Author Chris Kilham (The Five Tibetan Rites) says they can add a decade to your life if you practice these every day. It only takes 5 minutes to complete the routine by giving each exercise only a minute with 21 repetitions maximum which you can slowly work up to.
Many areas of the body are helped including your overall metabolic and cardiovascular systems. You will gain strength, energy, and improve balance. Even your brain and nervous system get a workout. You will experience real vital health on a whole new level as you practice.
1. SPIN – Stand with your arms out at shoulder lever. Spin in a clockwise direction for 10 reps. Now put your hands on your hips and take 2 full deep breaths. As we age we lose balance which can lead to bone breaks and other common injuries. This exercise helps us maintain good balance. This is like “push ups” for your inner ear.

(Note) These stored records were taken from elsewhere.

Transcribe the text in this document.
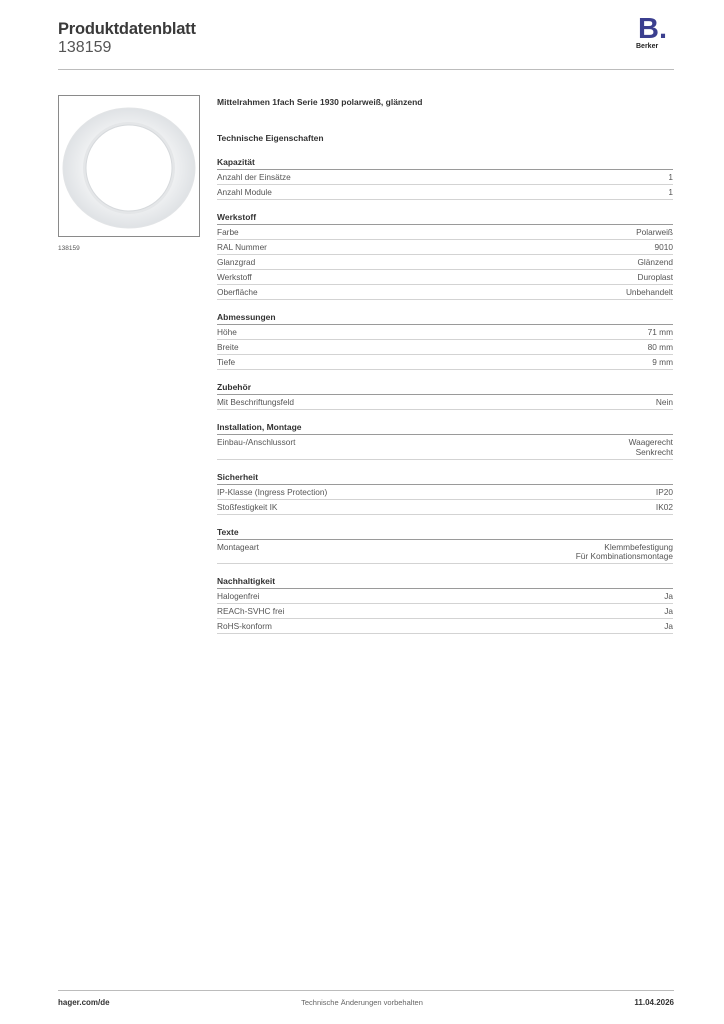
Produktdatenblatt
138159
B.
Berker
138159
Mittelrahmen 1fach Serie 1930 polarweiß, glänzend
Technische Eigenschaften
Kapazität
Anzahl der Einsätze	1
Anzahl Module	1
Werkstoff
Farbe	Polarweiß
RAL Nummer	9010
Glanzgrad	Glänzend
Werkstoff	Duroplast
Oberfläche	Unbehandelt
Abmessungen
Höhe	71 mm
Breite	80 mm
Tiefe	9 mm
Zubehör
Mit Beschriftungsfeld	Nein
Installation, Montage
Einbau-/Anschlussort	Waagerecht
Senkrecht
Sicherheit
IP-Klasse (Ingress Protection)	IP20
Stoßfestigkeit IK	IK02
Texte
Montageart	Klemmbefestigung
Für Kombinationsmontage
Nachhaltigkeit
Halogenfrei	Ja
REACh-SVHC frei	Ja
RoHS-konform	Ja
hager.com/de	Technische Änderungen vorbehalten	11.04.2026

2. LEG RAISES – Lay on the floor facing up with your hands at your side, palms up, and your fingers pointing forward. As you inhale, bring your legs up while tucking your chin in to your chest. Keep your lower back flat to the floor and toes pointing forward. Now lower your legs as you exhale. Do this for 7 reps. Stand up, hands on hips, take 2 deep breaths. a great core workout that stimulates your spinal nerves and strengthens your lower back and abdomen while enhancing digestion. Tucking the chin strengthens your thyroid gland which regulates your entire metabolism.
3. BACK ARCH – Get down on your knees, touch the balls of your fee to the floor, put your hands on the back of your thighs just below the butt, tuck your chin in to your chest. As you inhale arch backwards while supporting yourself with your hands. Exhale back to the start, tucking your chin into your chest. Do 7 reps. This is great for the lungs, spine, neck, and also the thyroid.
4. TABLE – Sit on the floor with your legs forward, hands beside your hips, chin tucked in. As you inhale bring your knees and hips up and drop your head back. Your body will look like a table. Exhale back down. Your arms never bend. Back up for 2 deep breaths with your hands on your hips. Great for strengthening the lower back.
5. DOWN-DOG/COBRA – lay on the floor face down then lift your chest up, balls of the feet touching the floor, looking up to arch the neck and back. In Yoga this is known as “Cobra.” Now inhale and bring your hips up to “down-dog” pose. Exhale down to Cobra. Repeat 7 times with a steady even motion. Great for the back, legs, toes, arms, thyroid, and the cardio-vascular system.